Mardhani menyebutkan alat ini dibuat oleh timnya baru sehari kemarin memanfaatkan salah satu bengkel  dari relawan di Bantul. “Atas inisiasi dari kawan-kawan relawan kami membuat alat ini. Sekitar enam hingga tujuh orang terlibat aktif dalam pembuatannya,” ungkapnya.

Mardhani menjelaskan alasan prototipe pertama ini diberikan kepada Ditlantas Polda DIY karena lokasinya yang bersebelahan dengan Samsat. Menurutnya, kedua kantor ini setiap hari ramai, baik oleh personelnya sendiri maupun para pengunjung yang ingin mengurus STNK dan BPKB. Oleh karena itu, tempat ini menjadi rawan karena setiap harinya mau tidak mau lokasi ini didatangi lebih dari 50 orang. “Nantinya kami akan membuat beberapa lagi yang akan ditempatkan di sentra-sentra pelayanan publik di DIY,” terangnya.

Terakhir, Mardhani menyampaikan bahwa cetak biru dari bilik ini nanti dapat diakses di situs covid19.gamabox.id. “Di situs tersebut kami sudah unggah tata cara pembuatan alat ini dalam bentuk video sehingga masyarakat yang ingin membuatnya dapat mengikutinya. Biaya yang diperlukan cukup terjangkau, yakni sekitar tiga juta rupiah untuk satu biliknya. Jika ada kesulitan bisa nanti hubungi kami di media sosial atau kontak yang tercantum di situs tersebut,” paparnya.
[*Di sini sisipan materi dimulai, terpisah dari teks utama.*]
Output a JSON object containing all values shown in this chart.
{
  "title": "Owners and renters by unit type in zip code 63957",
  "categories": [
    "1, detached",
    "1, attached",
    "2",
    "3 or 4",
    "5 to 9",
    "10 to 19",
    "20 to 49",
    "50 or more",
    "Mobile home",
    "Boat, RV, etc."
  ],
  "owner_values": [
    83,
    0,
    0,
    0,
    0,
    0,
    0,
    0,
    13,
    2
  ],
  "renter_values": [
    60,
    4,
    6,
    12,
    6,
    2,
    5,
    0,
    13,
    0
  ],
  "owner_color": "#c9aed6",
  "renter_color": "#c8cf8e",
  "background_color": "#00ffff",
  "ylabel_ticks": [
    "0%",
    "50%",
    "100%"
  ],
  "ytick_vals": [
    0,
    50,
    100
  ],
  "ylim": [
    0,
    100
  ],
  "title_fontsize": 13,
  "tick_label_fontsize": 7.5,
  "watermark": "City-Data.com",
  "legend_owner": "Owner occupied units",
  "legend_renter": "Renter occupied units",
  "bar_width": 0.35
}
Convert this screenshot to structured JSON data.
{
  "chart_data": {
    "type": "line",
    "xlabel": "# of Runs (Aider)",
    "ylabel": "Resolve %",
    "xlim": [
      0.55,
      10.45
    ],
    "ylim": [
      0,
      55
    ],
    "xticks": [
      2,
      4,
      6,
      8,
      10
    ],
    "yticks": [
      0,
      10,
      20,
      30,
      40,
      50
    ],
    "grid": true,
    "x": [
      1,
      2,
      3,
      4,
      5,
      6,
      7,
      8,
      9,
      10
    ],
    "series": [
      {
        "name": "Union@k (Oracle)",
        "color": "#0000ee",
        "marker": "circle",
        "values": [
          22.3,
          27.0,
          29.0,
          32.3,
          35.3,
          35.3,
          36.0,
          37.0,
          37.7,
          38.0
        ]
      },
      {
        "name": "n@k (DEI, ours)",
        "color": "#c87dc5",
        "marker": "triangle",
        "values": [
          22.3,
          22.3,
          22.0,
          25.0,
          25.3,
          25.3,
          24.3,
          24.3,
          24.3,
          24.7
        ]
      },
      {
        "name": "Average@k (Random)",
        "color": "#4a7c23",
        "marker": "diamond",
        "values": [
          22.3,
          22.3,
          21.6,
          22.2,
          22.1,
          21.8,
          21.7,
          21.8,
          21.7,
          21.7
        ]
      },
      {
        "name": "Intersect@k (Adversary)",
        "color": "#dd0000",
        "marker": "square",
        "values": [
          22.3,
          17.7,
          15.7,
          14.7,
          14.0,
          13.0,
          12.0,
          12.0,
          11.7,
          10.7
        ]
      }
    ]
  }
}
Kombes. Pol. I Made Agus Prasetya, perwakilan dari Ditlantas Polda DIY, menyatakan rasa terima kasihnya kepada UGM, utamanya FMIPA, untuk pengadaan Bilik Antiseptik ini. Ia menyebut  ini merupakan wujud nyata kolaborasi antara kampus UGM dan kepolisian untuk mengatasi permasalahan yang ada di masyarakat. “Setiap harinya, kami didatangi sekitar 100-150 orang yang ingin mengurus SIM, STNK, serta BPKB. Sebelum bilik ini hadir, kami hanya melakukan pencegahan dengan memeriksa suhu tubuh serta pengadaan hand sanitizer kepada pengunjung serta personel. Keberadaan ini alat ini, kami harap akan dapat mencegah penyebaran covid-19 di DIY,” pungkasnya.